0
votes

First, I could be wrong in my understanding on how UTF-8 encoding scheme works as I just began to use unicode. One interesting webpage I came across that says:

There is, however, an encoding scheme for Unicode characters that is compatible with ASCII. It is called UTF-8. Under UTF-8, the byte encoding of character numbers between 0 and 127 is the binary value of a single byte, just like ASCII. For character numbers between 128 and 65535, however, multiple bytes are used. If the first byte has a value between 128 and 255, it is interpreted to indicate the number of bytes that are to follow. The bytes following encode a single character number. All the bytes following in the character encoding also have values between 128 and 255, so there will never be any confusion between single-byte characters between 0 and 127, and bytes that are part of multi-byte character representations.

For example, the character é which has a character number of 233 in both Latin 1 and Unicode, is represented by a single byte with a value 233 in conventional Latin 1 encoding, but is represented as two bytes with the values 195 and 169 in UTF-8.

In my interpretation and understanding, because the character é has a value greater than 128 in unicode (233), it is represented by two bytes. The two bytes have values between 128 and 255 in order to differentiate between ASCII characters that need only one byte, 7-bits are technically used. But how can we reach the number 233 using the values 195 and 169 stored in the two bytes? Or what's the procedure to get 233 from the two bytes? Obviously, if we add the two values (the two bytes) we get 195 + 169 = 364 which is not the same as the code point for the character é, 233. What Am I missing here?

*I totally understand some characters will require more bytes to represent, but that's another story.

1
Look up UTF8 on Wikipedia. The algorithm is described.Mark Tolonen
You need to apply the concept of place values from middle school math, or, in bit arithmetic, shifting or multiplying. If you read C, there are many implementations of utf8.c.Tom Blodget

1 Answers

9
votes

UTF-8 is an encoding scheme. It is not enough to just add the raw bytes together, you have to remove the encoded portions first, and then concat (not add) the remaining bits together.

UTF-8 is formally defined in RFC 3629, which defines the following table:

Char. number range  |        UTF-8 octet sequence
   (hexadecimal)    |              (binary)
--------------------+---------------------------------------------
0000 0000-0000 007F | 0xxxxxxx
0000 0080-0000 07FF | 110xxxxx 10xxxxxx
0000 0800-0000 FFFF | 1110xxxx 10xxxxxx 10xxxxxx
0001 0000-0010 FFFF | 11110xxx 10xxxxxx 10xxxxxx 10xxxxxx

This is better visualized on Wikipedia:

UTF-8 encoding

Now, lets apply that to your example Unicode character, é, which is Unicode codepoint U+00E9 SMALL LETTER E WITH ACUTE.
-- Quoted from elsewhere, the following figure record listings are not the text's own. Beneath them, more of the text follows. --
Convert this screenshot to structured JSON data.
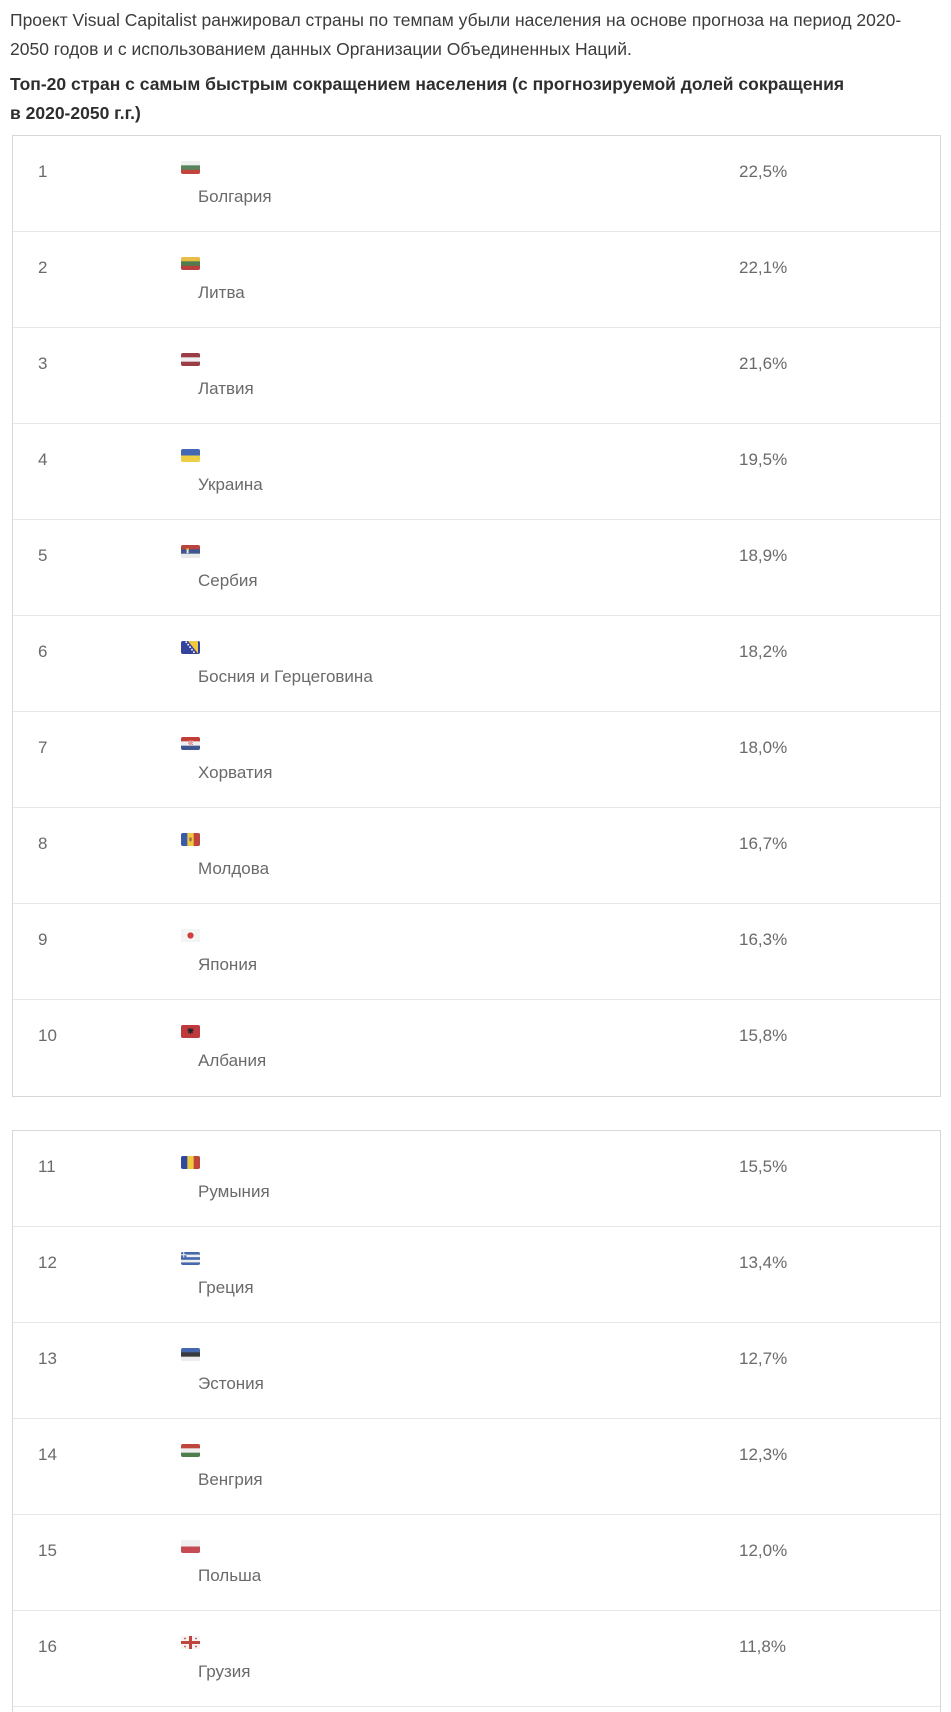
{
  "intro": "Проект Visual Capitalist ранжировал страны по темпам убыли населения на основе прогноза на период 2020-2050 годов и с использованием данных Организации Объединенных Наций.",
  "heading": "Топ-20 стран с самым быстрым сокращением населения (с прогнозируемой долей сокращения в 2020-2050 г.г.)",
  "table1": {
    "rows": [
      {
        "rank": "1",
        "flag": "bulgaria",
        "country": "Болгария",
        "percent": "22,5%"
      },
      {
        "rank": "2",
        "flag": "lithuania",
        "country": "Литва",
        "percent": "22,1%"
      },
      {
        "rank": "3",
        "flag": "latvia",
        "country": "Латвия",
        "percent": "21,6%"
      },
      {
        "rank": "4",
        "flag": "ukraine",
        "country": "Украина",
        "percent": "19,5%"
      },
      {
        "rank": "5",
        "flag": "serbia",
        "country": "Сербия",
        "percent": "18,9%"
      },
      {
        "rank": "6",
        "flag": "bosnia",
        "country": "Босния и Герцеговина",
        "percent": "18,2%"
      },
      {
        "rank": "7",
        "flag": "croatia",
        "country": "Хорватия",
        "percent": "18,0%"
      },
      {
        "rank": "8",
        "flag": "moldova",
        "country": "Молдова",
        "percent": "16,7%"
      },
      {
        "rank": "9",
        "flag": "japan",
        "country": "Япония",
        "percent": "16,3%"
      },
      {
        "rank": "10",
        "flag": "albania",
        "country": "Албания",
        "percent": "15,8%"
      }
    ]
  },
  "table2": {
    "rows": [
      {
        "rank": "11",
        "flag": "romania",
        "country": "Румыния",
        "percent": "15,5%"
      },
      {
        "rank": "12",
        "flag": "greece",
        "country": "Греция",
        "percent": "13,4%"
      },
      {
        "rank": "13",
        "flag": "estonia",
        "country": "Эстония",
        "percent": "12,7%"
      },
      {
        "rank": "14",
        "flag": "hungary",
        "country": "Венгрия",
        "percent": "12,3%"
      },
      {
        "rank": "15",
        "flag": "poland",
        "country": "Польша",
        "percent": "12,0%"
      },
      {
        "rank": "16",
        "flag": "georgia",
        "country": "Грузия",
        "percent": "11,8%"
      }
    ]
  },
  "chart_data": {
    "type": "table",
    "title": "Топ-20 стран с самым быстрым сокращением населения (с прогнозируемой долей сокращения в 2020-2050 г.г.)",
    "categories": [
      "Болгария",
      "Литва",
      "Латвия",
      "Украина",
      "Сербия",
      "Босния и Герцеговина",
      "Хорватия",
      "Молдова",
      "Япония",
      "Албания",
      "Румыния",
      "Греция",
      "Эстония",
      "Венгрия",
      "Польша",
      "Грузия"
    ],
    "values": [
      22.5,
      22.1,
      21.6,
      19.5,
      18.9,
      18.2,
      18.0,
      16.7,
      16.3,
      15.8,
      15.5,
      13.4,
      12.7,
      12.3,
      12.0,
      11.8
    ],
    "value_format": "comma-decimal percent"
  },
  "colors": {
    "body_text": "#3c3c3c",
    "table_text": "#6a6a6a",
    "table_border": "#d8d8d8",
    "row_divider": "#e7e7e7"
  }
}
If you look at the table, codepoint U+00E9 falls in the 2nd row, so it is encoded using two bytes:

110xxxxx 10xxxxxx

The 1s and 0s are literal, they must appear as shown in the encoded bytes. The xs represent the original bits of the codepoint that is being encoded.
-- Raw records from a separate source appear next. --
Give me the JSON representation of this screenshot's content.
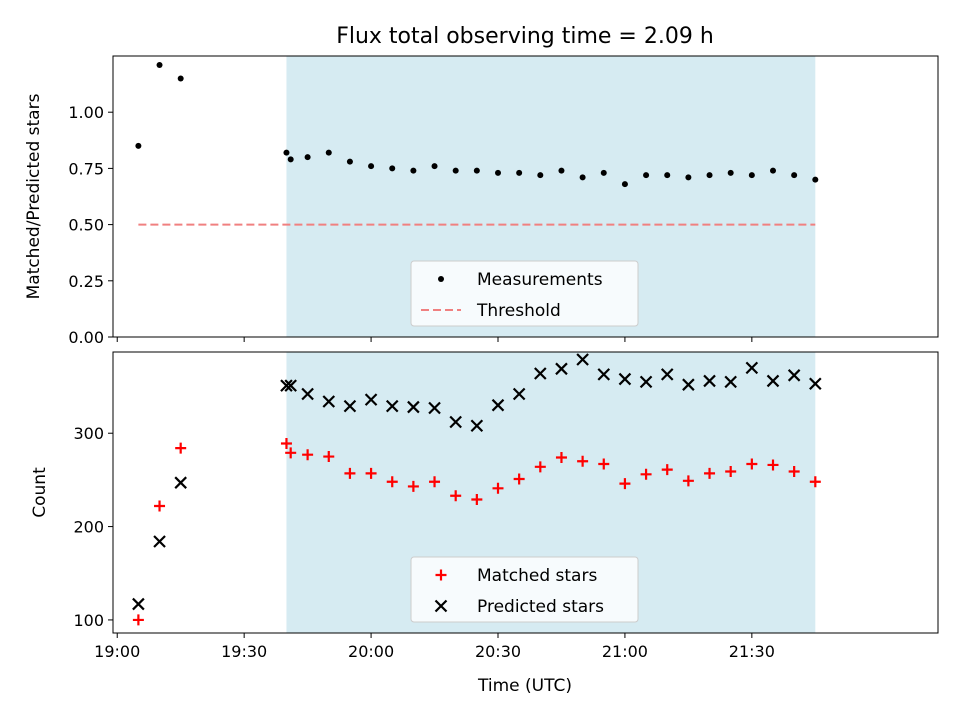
{
  "title": "Flux total observing time = 2.09 h",
  "chart_data": [
    {
      "type": "scatter",
      "ylabel": "Matched/Predicted stars",
      "ylim": [
        0,
        1.25
      ],
      "yticks": [
        0.0,
        0.25,
        0.5,
        0.75,
        1.0
      ],
      "ytick_labels": [
        "0.00",
        "0.25",
        "0.50",
        "0.75",
        "1.00"
      ],
      "xlim": [
        "18:59",
        "22:14"
      ],
      "shaded_span": [
        "19:40",
        "21:45"
      ],
      "shade_color": "#add8e6",
      "series": [
        {
          "name": "Measurements",
          "marker": "dot",
          "color": "#000000",
          "x": [
            "19:05",
            "19:10",
            "19:15",
            "19:40",
            "19:41",
            "19:45",
            "19:50",
            "19:55",
            "20:00",
            "20:05",
            "20:10",
            "20:15",
            "20:20",
            "20:25",
            "20:30",
            "20:35",
            "20:40",
            "20:45",
            "20:50",
            "20:55",
            "21:00",
            "21:05",
            "21:10",
            "21:15",
            "21:20",
            "21:25",
            "21:30",
            "21:35",
            "21:40",
            "21:45"
          ],
          "y": [
            0.85,
            1.21,
            1.15,
            0.82,
            0.79,
            0.8,
            0.82,
            0.78,
            0.76,
            0.75,
            0.74,
            0.76,
            0.74,
            0.74,
            0.73,
            0.73,
            0.72,
            0.74,
            0.71,
            0.73,
            0.68,
            0.72,
            0.72,
            0.71,
            0.72,
            0.73,
            0.72,
            0.74,
            0.72,
            0.7
          ]
        }
      ],
      "threshold": {
        "name": "Threshold",
        "value": 0.5,
        "x_range": [
          "19:05",
          "21:45"
        ],
        "color": "#f08080",
        "style": "dashed"
      },
      "legend": [
        "Measurements",
        "Threshold"
      ],
      "legend_position": "lower-center"
    },
    {
      "type": "scatter",
      "xlabel": "Time (UTC)",
      "ylabel": "Count",
      "ylim": [
        86,
        387
      ],
      "yticks": [
        100,
        200,
        300
      ],
      "ytick_labels": [
        "100",
        "200",
        "300"
      ],
      "xlim": [
        "18:59",
        "22:14"
      ],
      "xticks": [
        "19:00",
        "19:30",
        "20:00",
        "20:30",
        "21:00",
        "21:30"
      ],
      "shaded_span": [
        "19:40",
        "21:45"
      ],
      "shade_color": "#add8e6",
      "series": [
        {
          "name": "Matched stars",
          "marker": "plus",
          "color": "#ff0000",
          "x": [
            "19:05",
            "19:10",
            "19:15",
            "19:40",
            "19:41",
            "19:45",
            "19:50",
            "19:55",
            "20:00",
            "20:05",
            "20:10",
            "20:15",
            "20:20",
            "20:25",
            "20:30",
            "20:35",
            "20:40",
            "20:45",
            "20:50",
            "20:55",
            "21:00",
            "21:05",
            "21:10",
            "21:15",
            "21:20",
            "21:25",
            "21:30",
            "21:35",
            "21:40",
            "21:45"
          ],
          "y": [
            100,
            222,
            284,
            289,
            279,
            277,
            275,
            257,
            257,
            248,
            243,
            248,
            233,
            229,
            241,
            251,
            264,
            274,
            270,
            267,
            246,
            256,
            261,
            249,
            257,
            259,
            267,
            266,
            259,
            248
          ]
        },
        {
          "name": "Predicted stars",
          "marker": "x",
          "color": "#000000",
          "x": [
            "19:05",
            "19:10",
            "19:15",
            "19:40",
            "19:41",
            "19:45",
            "19:50",
            "19:55",
            "20:00",
            "20:05",
            "20:10",
            "20:15",
            "20:20",
            "20:25",
            "20:30",
            "20:35",
            "20:40",
            "20:45",
            "20:50",
            "20:55",
            "21:00",
            "21:05",
            "21:10",
            "21:15",
            "21:20",
            "21:25",
            "21:30",
            "21:35",
            "21:40",
            "21:45"
          ],
          "y": [
            117,
            184,
            247,
            351,
            351,
            342,
            334,
            329,
            336,
            329,
            328,
            327,
            312,
            308,
            330,
            342,
            364,
            369,
            379,
            363,
            358,
            355,
            363,
            352,
            356,
            355,
            370,
            356,
            362,
            353
          ]
        }
      ],
      "legend": [
        "Matched stars",
        "Predicted stars"
      ],
      "legend_position": "lower-center"
    }
  ]
}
Setting the highest bit to 1 ensures the bytes are not confused with 7-bit ASCII characters. The number of 1s in the first byte of an encoded sequence also serves to specify how many total bytes are in the complete sequence.

The full Unicode repertoire requires a maximum of 21 bits to represent all possible codepoints (up to and including U+10FFFF, which is the highest codepoint that UTF-16 can physically encode. UTF-8 can physically encode higher codepoints, but is artificially restricted by the RFC to maintain 100% compatibility with UTF-16). Since there is no 21-bit data type in most programming languages, the next highest data type is a 32-bit integer.
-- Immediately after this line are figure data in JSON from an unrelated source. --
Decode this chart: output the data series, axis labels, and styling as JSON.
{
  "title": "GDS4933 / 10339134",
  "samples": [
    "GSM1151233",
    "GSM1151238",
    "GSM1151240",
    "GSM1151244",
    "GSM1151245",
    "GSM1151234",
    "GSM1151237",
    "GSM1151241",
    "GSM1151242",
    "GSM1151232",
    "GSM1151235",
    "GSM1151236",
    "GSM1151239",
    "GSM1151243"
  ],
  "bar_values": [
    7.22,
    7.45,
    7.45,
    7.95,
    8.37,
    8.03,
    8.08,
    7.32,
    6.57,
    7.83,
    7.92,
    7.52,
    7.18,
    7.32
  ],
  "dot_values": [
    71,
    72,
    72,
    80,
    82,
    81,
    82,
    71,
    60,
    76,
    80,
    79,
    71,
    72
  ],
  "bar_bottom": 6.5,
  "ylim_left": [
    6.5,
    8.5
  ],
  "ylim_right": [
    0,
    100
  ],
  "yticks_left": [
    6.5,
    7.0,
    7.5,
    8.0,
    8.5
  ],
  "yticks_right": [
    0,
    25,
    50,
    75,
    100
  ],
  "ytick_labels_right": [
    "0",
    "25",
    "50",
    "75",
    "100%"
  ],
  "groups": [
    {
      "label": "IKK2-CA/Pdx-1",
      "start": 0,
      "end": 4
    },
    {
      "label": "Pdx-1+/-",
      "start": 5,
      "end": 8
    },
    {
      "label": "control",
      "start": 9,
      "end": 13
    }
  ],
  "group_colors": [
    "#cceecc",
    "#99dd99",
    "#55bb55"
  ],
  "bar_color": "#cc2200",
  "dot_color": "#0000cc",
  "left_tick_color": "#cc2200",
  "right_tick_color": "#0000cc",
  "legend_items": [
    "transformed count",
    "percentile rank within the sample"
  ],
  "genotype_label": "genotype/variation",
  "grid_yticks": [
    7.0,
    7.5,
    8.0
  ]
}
Codepoint U+00E9 is 0x000000E9 as a 32-bit number in hex. That is 00000000 0000000 00000000 11101001 in binary bits. The 2nd row of the table only uses 11 bits from the codepoint, so you would strip off the high 21 bits and fill in the xs with the remaining 11 low bits:

   11000000 10000000
OR    00011   101001
--------------------
   11000011 10101001 = 0xC3 0xA9

To reverse the process, simply remove the non-x bits from each byte, and join the remaining bits together:

    11000011 10101001
AND 00011111 00111111
---------------------
       00011   101001 = 11101001 = 0xE9

If you need help implementing this algorithm in a particular programming language, there are plenty of examples and tutorials floating around that show the algorithm from a coding perspective.